Detailed schematic of a computational model of the of the spinal circuitry with the two-level CPG. Rhythm Generator (RG) and Pattern Formation (PF) networks representing the two levels of the CPG are labelled on the right. The excitatory RG populations reciprocally inhibit each other via the inhibitory Inrg populations. The PF populations reciprocally inhibit each other through the Inpf inhibitory populations. The RG-E and RG-F populations have recurrent excitatory connections and excitatory connections between the half-centers. Locomotion is initiated by a tonic excitatory drive (MLR) to both the RG and PF populations. The locomotor rhythm and the durations of flexor and extensor phases are determined by the RG network which controls the activity of the PF network by a combination of direct excitation and inhibition mediated by the Inrg populations. PF population activity produces a phase-specific activation of the corresponding group of synergist motoneuron pools. Phase-dependent inhibition of motoneurons is produced by the Ia-E and Ia-F populations whose activity is regulated by excitation from the PF network and inhibition from Renshaw cells (R-E and R-F) as well as mutual inhibitory connections between the Ia populations. Afferent input from extensor muscle spindle (Ia) and tendon organ (Ib) afferents to the spinal circuits are shown on the left. Activity in Ia afferents evokes monosynaptic excitation of synergist (extensor) motoneurons and disynaptic inhibition of antagonists. During locomotion, extensor group Ia and Ib afferents access the CPG at the RG and PF levels through the Irg-E and Ipf-E populations, respectively. Extensor motoneurons also receive a phase-dependent excitation from the Iab-E population whose activity is augmented by group I sensory input during the extensor phase. The Iab-E population is inhibited at rest by tonic drive from the In-E population. This inhibition is removed during the extension phase by inhibition from the Inpf-F population. Further details in Rybak et al. (2006 a, .
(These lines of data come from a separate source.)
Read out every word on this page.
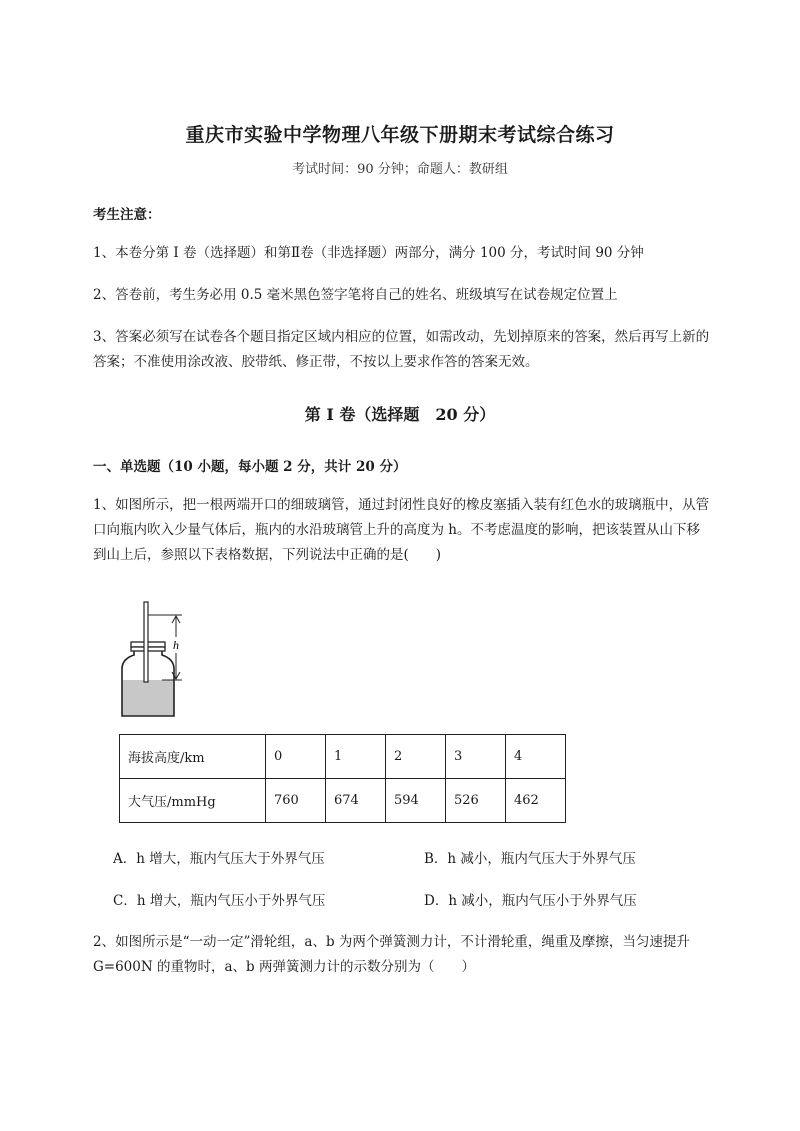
重庆市实验中学物理八年级下册期末考试综合练习
考试时间：90 分钟；命题人：教研组
考生注意：
1、本卷分第 I 卷（选择题）和第Ⅱ卷（非选择题）两部分，满分 100 分，考试时间 90 分钟
2、答卷前，考生务必用 0.5 毫米黑色签字笔将自己的姓名、班级填写在试卷规定位置上
3、答案必须写在试卷各个题目指定区域内相应的位置，如需改动，先划掉原来的答案，然后再写上新的答案；不准使用涂改液、胶带纸、修正带，不按以上要求作答的答案无效。
第 I 卷（选择题　20 分）
一、单选题（10 小题，每小题 2 分，共计 20 分）
1、如图所示，把一根两端开口的细玻璃管，通过封闭性良好的橡皮塞插入装有红色水的玻璃瓶中，从管口向瓶内吹入少量气体后，瓶内的水沿玻璃管上升的高度为 h。不考虑温度的影响，把该装置从山下移到山上后，参照以下表格数据，下列说法中正确的是(　　)
h
海拔高度/km	0	1	2	3	4
大气压/mmHg	760	674	594	526	462
A．h 增大，瓶内气压大于外界气压	B．h 减小，瓶内气压大于外界气压
C．h 增大，瓶内气压小于外界气压	D．h 减小，瓶内气压小于外界气压
2、如图所示是“一动一定”滑轮组，a、b 为两个弹簧测力计，不计滑轮重，绳重及摩擦，当匀速提升 G=600N 的重物时，a、b 两弹簧测力计的示数分别为（　　）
Fig. 3. Sensory control of the CPG by extensor group I afferents

A1, B1, Simulations of the effects of stimulation of extensor group I afferents delivered during the flexion phase (A1) and the extension phase (B1). The top traces show the stimulus delivery (arbitrary units). The other traces show the average activity of RG and PF interneuron populations and flexor (Mn-F) and extensor (Mn-E) motoneurons (ordinate in spikes /s, abscissa in seconds). A2, B2. Rectified-integrated nerve recordings from decerebrate cats during MLR-evoked fictive locomotion. Vertical dashed lines indicate the step cycle period without sensory stimulation. In A2, a train of shocks (black rectangle) delivered to extensor group I afferents (lateral gastrocnemius nerve at 1.6 times threshold, T) during the flexion phase produced a premature onset of extension (rectified, integrated electroneurograms from knee extensors, quadriceps, and the ankle extensor, medial gastrocnemius) and terminated the ongoing flexion phase (see tibialis anterior activity). In A1 (and similar to A2) stimulation applied during flexion in the model also produced a short extensor burst followed by a shortened flexion phase. This “quick step” of activity was created by the increased activity at the PF level and inserted into the ongoing rhythm which did not change (see RG activities and arrows at the bottom). In B2 Stimulation of extensor group I afferents (plantaris, 1.6T) during the extension phase of fictive locomotion increased the size and duration of extensor motoneuron activity (anterior biceps and medial gastrocnemius) and shortened the duration of the following flexor phase (see sartorius activity). In B1 (and similar to B2) extensor phase group I stimulation increased PF-E population activity that enhanced and prolonged extensor motoneuron activity without changing the locomotor period (see equal length arrows at the bottom). From Rybak et al. (2006b).

Fig. 4. Extending the CPG to multiple motoneuron pools

A, In the unit burst generator (Grillner, 1981) interconnected half-centers generate the rhythm and control the activity of functional groups of motoneurons. B, Rhythm generation and pattern formation are separated in this architecture with a single RG and multiple, unit pattern formation modules.